As higher education becomes increasingly out of reach for some students and families, it’s important that state agencies and higher education leaders adjust their approaches to make sure state financial aid remains accessible to students, according to a new report from the New England Board of Higher Education.
In the report, the board puts forth several recommendations and insights for redesigning student aid programs throughout the New England region.
"State financial aid can play a significant role in making college affordable," the report said. "Especially when aligned with state approaches to tuition and institutional appropriations, aid to students can dramatically and strategically lower the cost burden for enrolling in and completing postsecondary education."
One way to improve state financial aid for is to make sure aid programs are better aligned to student populations, the report said. While the types of students who enroll in college have shifted noticeably, many state financial aid programs have remained the same. Students who enroll in college immediately after high school, attend full-time, and live on campus make up a smaller proportion of all college students.
Some features of state aid programs, such as spring deadlines, might discourage or shut out students who delay their decisions to apply for aid and attend college, such as adult learners, the report said.
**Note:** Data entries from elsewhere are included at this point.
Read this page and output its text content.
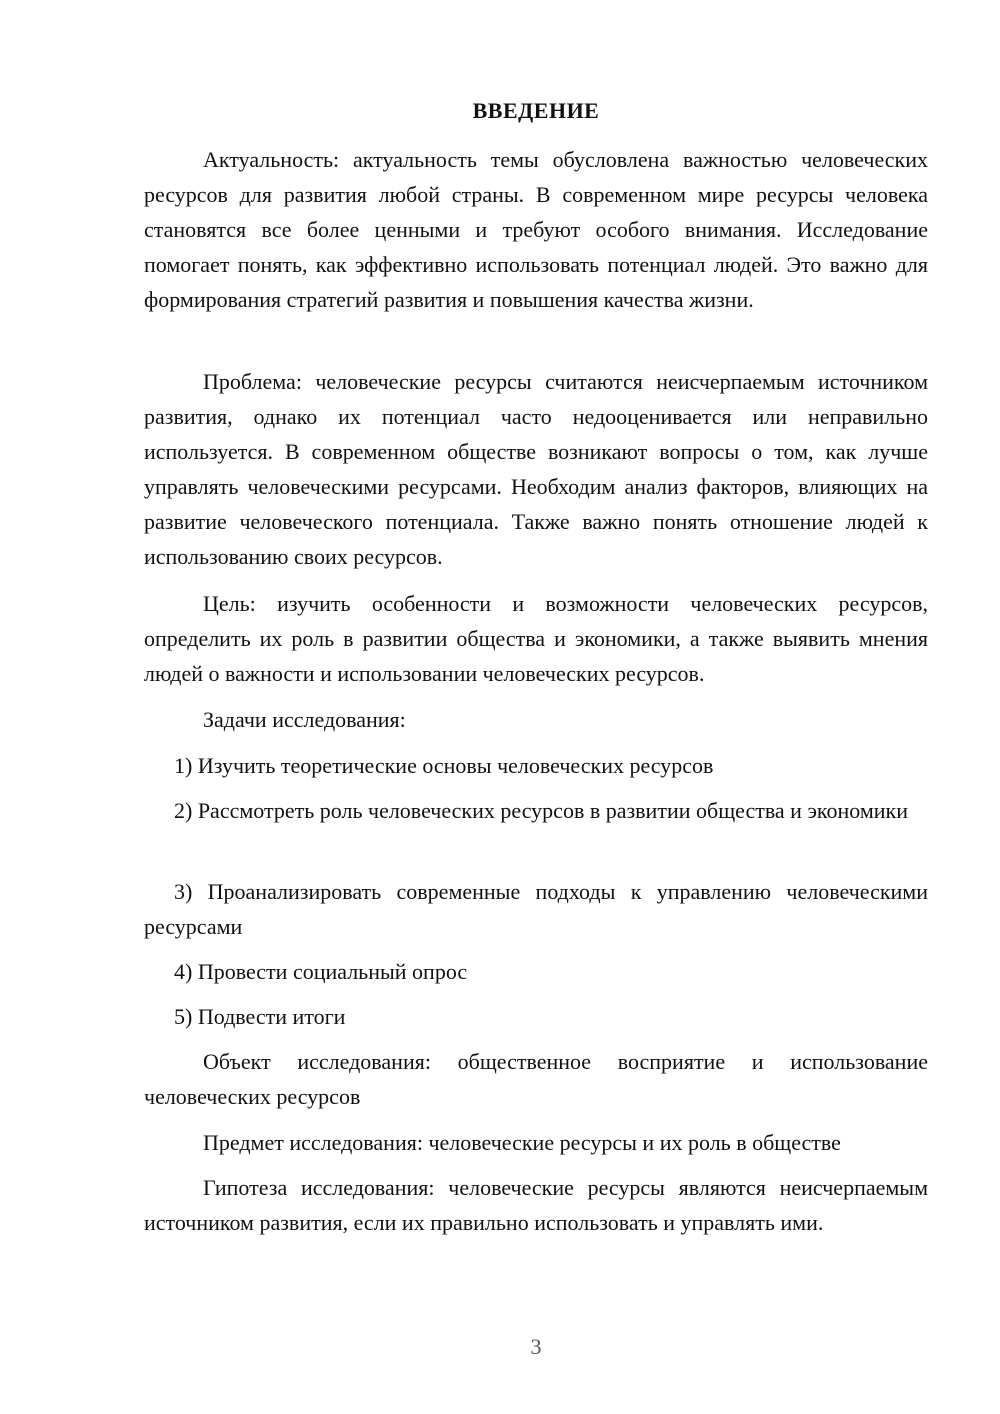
ВВЕДЕНИЕ

Актуальность: актуальность темы обусловлена важностью человеческих ресурсов для развития любой страны. В современном мире ресурсы человека становятся все более ценными и требуют особого внимания. Исследование помогает понять, как эффективно использовать потенциал людей. Это важно для формирования стратегий развития и повышения качества жизни.

Проблема: человеческие ресурсы считаются неисчерпаемым источником развития, однако их потенциал часто недооценивается или неправильно используется. В современном обществе возникают вопросы о том, как лучше управлять человеческими ресурсами. Необходим анализ факторов, влияющих на развитие человеческого потенциала. Также важно понять отношение людей к использованию своих ресурсов.

Цель: изучить особенности и возможности человеческих ресурсов, определить их роль в развитии общества и экономики, а также выявить мнения людей о важности и использовании человеческих ресурсов.

Задачи исследования:

1) Изучить теоретические основы человеческих ресурсов

2) Рассмотреть роль человеческих ресурсов в развитии общества и экономики

3) Проанализировать современные подходы к управлению человеческими ресурсами

4) Провести социальный опрос

5) Подвести итоги

Объект исследования: общественное восприятие и использование человеческих ресурсов

Предмет исследования: человеческие ресурсы и их роль в обществе

Гипотеза исследования: человеческие ресурсы являются неисчерпаемым источником развития, если их правильно использовать и управлять ими.

3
The board recommended seeking feedback from students and drawing on evidence from pilot programs in other states, and getting a more complete picture of the student population through student testimony or panels, or a data analysis of current students.
The board also highlights the need for collaboration between higher education leaders and legislators, and improving communication with students and families.
"It is no wonder students and families are confused, misinformed or even misled on college affordability," the report said. "They regularly receive messages about paying for college that are delivered outside their typical forms of receiving information, filled with technical jargon or based on assumptions that do not apply to them."
These issues with communication can leave students with costs associated with attending college that come as a surprise, or lead to them missing important deadlines. The board recommended giving students and families the opportunity to check their understanding along the way through games that test their knowledge, or short online pop quizzes. It also suggested doing tests to identify what language better resonates with students and families, and working with high school counselors and other organizations that can work as intermediaries with students and parents.
Higher education leaders can also help students along the way by taking a more hands-on approach helping them navigate the financial aid process. Higher education leaders can do this through providing opportunities for "high-touch" interaction with students, such as a live chat option, and by using text message "nudges”" at times when "intrusive financial aid services are most critical –– much like early alert systems that are triggered when students’ academic performance slips."
Finally, the board recognized the growing need for states to be able to collect, maintain, and analyze data related to students and financial aid. It recommended first identifying research gaps in answering questions about college affordability, and working with other partners –– institutional researchers or philanthropic foundations, for example –– to expand data capacity.
"Regional collaboration offers an opportunity to approach affordability in a comprehensive and aligned manner," the report said. "At a time when all six New England states are increasingly dependent on college-educated residents, and college is increasingly unaffordable for those residents, the opportunity to strengthen state investment in college affordability on a regional scale is too important to pass up."